• Les vers de La Cambuse

    Les vers de La Cambuse

    Malgré ce beau soleil, on peut avoir le moral dans les chaussettes. Encore heureux d’ailleurs qu’on ait cette possibilité d’enfiler des chaussettes. Toujours est-il que l’on a bien du mal à réchauffer l’enthousiasme tant le monde nous donne présentement des sueurs froides. Seuls, peut-être, le sourire d’Armel Le Cléach est venu, ce jeudi soir, nous aider à enclencher la machine à rêver.

    Ici, dans un pays de marins, on est à même de mesurer la valeur de l’exploit réalisé par le vainqueur du Vendée Globe. Quelques jours après celui de Thomas Coville,  le monde de la voile nous rappelle  qu’il y a toujours moyen d’amurer pour trouver les vents qui vous sortent du « pot au noir » et vous permettent de donner corps à vos espoirs.

    Mais point n’est besoin de prendre autant de risques pour aller à l’essentiel, c'est-à-dire au dépassement de soi. Sortir de soi-même pour se surprendre est un exercice ô combien salutaire. Et cela peut se faire également les deux pieds bien calés dans ses Charentaises, assis devant une feuille aussi blanche et impressionnante que la crête des vagues.

    Le 7 janvier dernier, Le Papillon de la Presqu’île s’est posé à La Cambuse pour le traditionnel échange de vœux.

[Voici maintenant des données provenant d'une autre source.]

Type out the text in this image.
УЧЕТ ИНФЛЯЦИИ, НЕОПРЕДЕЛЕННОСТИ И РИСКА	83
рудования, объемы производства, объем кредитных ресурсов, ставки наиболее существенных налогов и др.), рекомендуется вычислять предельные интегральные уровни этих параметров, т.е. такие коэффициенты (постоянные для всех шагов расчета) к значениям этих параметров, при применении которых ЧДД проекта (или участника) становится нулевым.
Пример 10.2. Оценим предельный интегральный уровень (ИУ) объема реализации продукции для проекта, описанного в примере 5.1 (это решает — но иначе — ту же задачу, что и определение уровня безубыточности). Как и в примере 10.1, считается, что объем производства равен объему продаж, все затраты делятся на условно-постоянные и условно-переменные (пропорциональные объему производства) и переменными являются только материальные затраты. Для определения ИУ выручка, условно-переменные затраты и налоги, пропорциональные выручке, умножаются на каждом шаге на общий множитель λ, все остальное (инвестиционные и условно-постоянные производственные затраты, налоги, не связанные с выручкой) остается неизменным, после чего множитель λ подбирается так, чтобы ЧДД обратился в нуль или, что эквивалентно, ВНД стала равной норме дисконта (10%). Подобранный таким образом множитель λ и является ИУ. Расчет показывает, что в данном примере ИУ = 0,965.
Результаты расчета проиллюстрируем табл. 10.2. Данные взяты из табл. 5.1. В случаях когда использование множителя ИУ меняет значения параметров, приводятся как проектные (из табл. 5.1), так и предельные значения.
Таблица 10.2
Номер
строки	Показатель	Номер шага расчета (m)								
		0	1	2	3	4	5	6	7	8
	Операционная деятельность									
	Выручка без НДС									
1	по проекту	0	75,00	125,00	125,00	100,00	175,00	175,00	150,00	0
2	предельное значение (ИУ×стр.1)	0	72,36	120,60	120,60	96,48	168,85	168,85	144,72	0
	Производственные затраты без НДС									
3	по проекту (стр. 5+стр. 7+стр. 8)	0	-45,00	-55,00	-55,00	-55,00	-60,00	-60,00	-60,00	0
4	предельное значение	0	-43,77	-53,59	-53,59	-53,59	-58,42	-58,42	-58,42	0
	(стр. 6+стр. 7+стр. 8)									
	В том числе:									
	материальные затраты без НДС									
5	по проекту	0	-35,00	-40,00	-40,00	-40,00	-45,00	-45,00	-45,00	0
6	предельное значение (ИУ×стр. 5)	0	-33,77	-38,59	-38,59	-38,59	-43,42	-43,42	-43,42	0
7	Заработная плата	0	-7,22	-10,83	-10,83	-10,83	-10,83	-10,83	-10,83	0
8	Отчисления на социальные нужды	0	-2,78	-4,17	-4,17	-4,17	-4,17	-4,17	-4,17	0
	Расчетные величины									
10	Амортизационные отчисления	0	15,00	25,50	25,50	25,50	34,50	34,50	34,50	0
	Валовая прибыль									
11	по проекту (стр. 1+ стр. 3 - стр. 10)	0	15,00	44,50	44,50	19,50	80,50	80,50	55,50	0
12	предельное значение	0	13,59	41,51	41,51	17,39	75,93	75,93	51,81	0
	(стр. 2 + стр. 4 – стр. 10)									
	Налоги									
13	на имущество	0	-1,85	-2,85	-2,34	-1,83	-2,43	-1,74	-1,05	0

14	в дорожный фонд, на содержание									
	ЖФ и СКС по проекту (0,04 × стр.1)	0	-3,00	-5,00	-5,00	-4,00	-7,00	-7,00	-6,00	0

Une soirée ponctuée par la non moins traditionnelle galette des rois. En quelques tours d’horloge, le café épicerie s’est donné l’allure d’une ruche bourdonnante, type auberge espagnole. Depuis trois ans maintenant, cette association multiplie ses interventions dans différents domaines animée par un seul objectif : conforter, si ce n’est renforcer, le désir du mieux vivre ensemble.

    La nuit tombée, ce Papillon  a fini par s’envoler, en laissant derrière lui une trace de son passage : un petit cahier d’écolier sur lequel l’âme de poète qui sommeille en nous est appelée à s’épancher. La poésie est certes, d’abord, une affaire de gens maîtrisant le fil de la plume, doux rêveurs ou non, mais ce n’est en rien un domaine réservé. Aussi, les amis du Papillon nous invitent ils à plonger en notre for intérieur pour aller au bout du meilleur de nous-mêmes, le stylo à la main.

    Les vers de La Cambuse, titre on ne peut plus incitatif,  vous ouvrent la porte de votre propre imaginaire. N’ayez pas peur des mots ! Laissez vous porter par la rime ! Le mieux serait bien sûr de pouvoir écrire à main levée, au pied de votre verre, à même le comptoir, mais rien ne vous empêche de préparer la chose, dans l’intimité d’un lieu autre, plus propice peut-être à générer l’inspiration. Il ne vous suffira plus qu’à rejoindre La Cambuse et noircir une nouvelle page de ce qui sera bientôt un recueil.

    Pourquoi avoir placé un Morpho bleu en couverture ? A demandé Sylvie, la patronne . Question on ne peut plus légitime car on aura beau surveiller, jour et nuit, nous n’arriverons jamais à apercevoir un papillon de ce type en Presqu’île. Le Morpho bleu est un grand papillon d’Amérique centrale et d’Amérique du Sud. Pour avoir vécu un temps en Guyane française, Sylvie s’en souvient très bien. Disons alors que Le Papillon de la presqu’île a tenu ainsi à la remercier de son accueil par un simple clin d’oeil.

    Ayant lu ces lignes, vous savez maintenant ce qu’il vous reste à faire. Avant de déclarer que ceci n’est pas votre affaire, réfléchissez y à deux fois ! Le Papillon ne nous pose pas un défi. Il nous invite à réaliser une « œuvre » collective. Vous pouvez bien entendu vous cacher derrière un pseudonyme, comme nous le montre l’exemple que nous avons sélectionné pour illustrer cette chronique. Et qu’importe si un jour cet anonymat vole en éclats. Mieux vaut en effet que ce « buveur anonyme » le sache : nous saurons un jour à qui nous devons ces vers qui ont le grand mérite de nous faire apprécier la poésie du lieu où ils reposent désormais.

     « La poésie, a dit Prévert, c’est le plus joli surnom que l’on donne à la vie ». A La Cambuse, le ver est libre. Vous pouvez vous frotter aux douze pieds de l’alexandrin  ou mettre vos pas dans ceux de ce poète qui a construit son univers en jouant avec les mots. Vous pouvez même vous inspirer du haïku japonais. Là il ne vous faudra que trois vers de quelques syllabes. La concision n’exclut pas l’émotion.